The DOJ’s move comes just over a month after Cienfuegos, who was secretary of Defense for Mexico between 2012 and 2018, was arrested on a warrant from the Drug Enforcement Agency (DEA) after arriving at Los Angeles International Airport. He had been indicted by the Eastern District of New York on four counts of drug trafficking and money laundering, and he pleaded not guilty to charges this month that he aided the H-2 cartel.
The arrest marked the rare detention of a such a highly ranked member of the Mexican military, particularly given Cienfuegos’s critical role in establishing closer ties between the Pentagon and the Mexican defense secretariat. However, the Mexican Army’s operation in the drug war has resulted in a department riddled with corruption.
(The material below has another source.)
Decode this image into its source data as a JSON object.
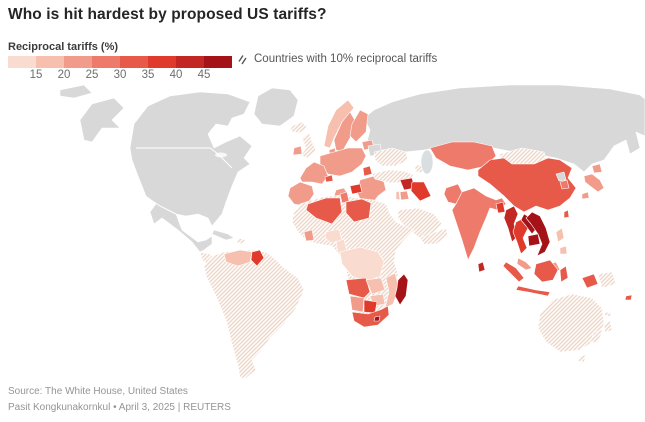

“I always said it was not just a crisis, but a decadence, what was happening. A process of progressive degradation, and we are now seeing the depth of this decomposition,” then-incoming President Andrés Manuel López Obrador said at the time of the arrest.
The DOJ’s decision to drop charges against Cienfuegos is likely to please Mexican officials who said the detention was a drastic overstep by the U.S. Public opinion has also swung to Cienfuegos’s side since his arrest.
Both Barr and Gertz Manero indicated they hoped the announcement would put any division fueled by the arrest behind the two nations.
“Our two countries remain committed to cooperation on this matter, as well as all our bilateral law enforcement cooperation,” they said. “As the decision today reflects, we are stronger when we work together and respect the sovereignty of our nations and their institutions. This close partnership increases the security of the citizens of both our countries.”